86 minuti ricchi di immagini splendide nella loro purezza, come in un reportage fotografico, ti fanno addentrare nel vissuto di chi, smarrendosi, è come se fosse tornato un po’ bambino. A parlare sono solo loro, i senzatetto. Non ci sono esperti, psicologi, psichiatri, medici, non si sentono neppure le voci dei registi rivolgergli delle domande. Come due piccole lucciole, che in silenzio portano luce, Alejandro e Gregorio si sono aggirati intorno ai personaggi per catturare la loro essenza in totale naturalezza, se pur a volte eccessiva, sboccata, volgare, ma anche dolorosa, drammatica, tenera, disperata. Nel palesarsi della tragedia più cruda, senza neanche un briciolo di giudizio, sono riusciti a regalarci pure dei momenti divertenti, strappandoci qualche risata, o a spegnere la rabbia, sostituendola con l’affetto che si avrebbe con un figlio ancora piccolo che fa una marachella, davanti a scene tipo l’urinare su un motorino parcheggiato. Tutti noi sappiamo che la situazione nel nostro Paese è fuori controllo, che l’assistenza sociale pare essere sparita, e questo dovrebbe portarci a riflettere e a sollevare un dibattito su che società siamo diventati e che tipo di comunità vogliamo continuare a essere: se coesa o completamente scissa. Il rammarico più grande dovrebbe essere destinato al pensiero di che genere di governo molti di noi hanno scelto per rappresentarci, che delle malattie mentali, della povertà, dell’indigenza, ne fa un motivo di vergogna e non una necessità di aiuto. Non si può aspettare, freddi e meschini, che chi non è in grado di essere autosufficiente e che rappresenta un peso per la collettività, muoia di stenti per liberarsi del problema.

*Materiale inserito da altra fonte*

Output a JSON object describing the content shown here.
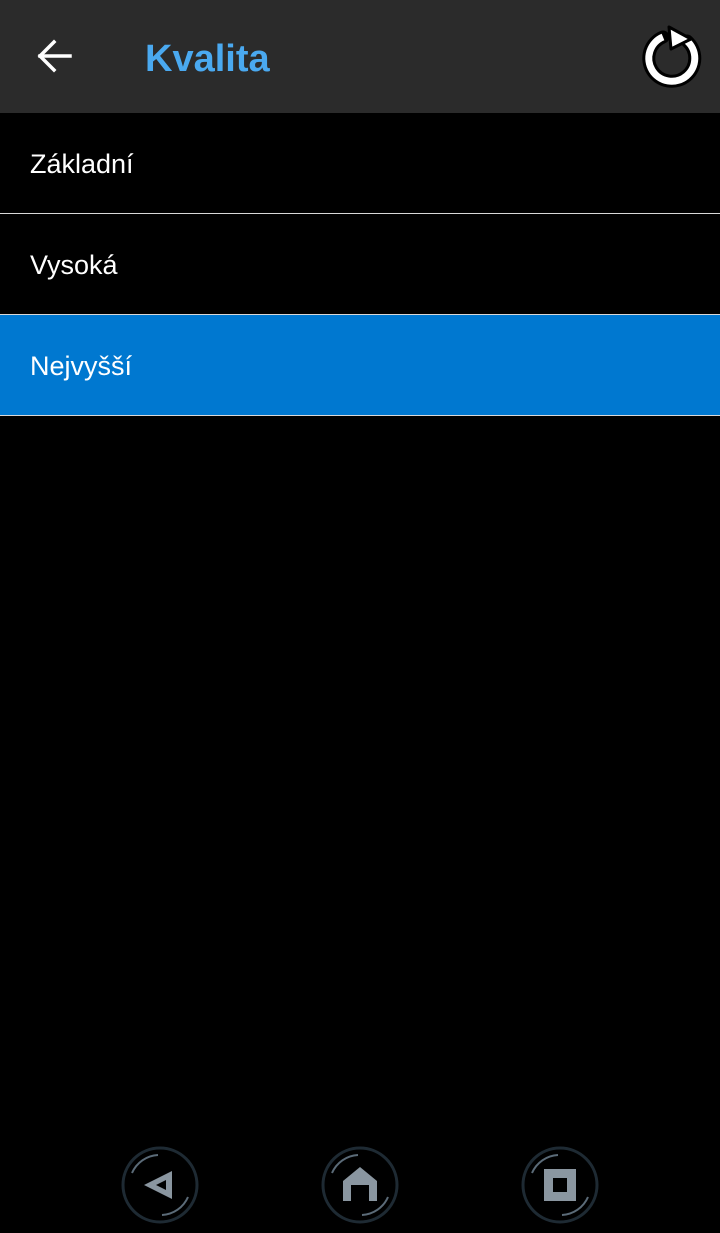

Per concludere, Damiano è un ragazzo meraviglioso benché la sua psiche sia compromessa da ciò che gli è stato fatto da bambino. E anche questo è un punto importantissimo da non scordare mai: continuando a non lavorare sul supporto psichiatrico, e non garantendo la presenza dell’assistenza sociale, milioni di bambini verranno abusati ancora e cresciuti in contesti devianti e traumatici. Damiano avrebbe potuto condurre un’esistenza bellissima, piena di successi, di amore, di stabilità e di gioia, se qualcuno si fosse accorto in tempo che le figure genitoriali che gli sono capitate erano inadatte. Quanti altri Damiano vogliamo smarrire? Per il lungometraggio di Sassoli e Cifuentes, tre virgola nove stelle su cinque.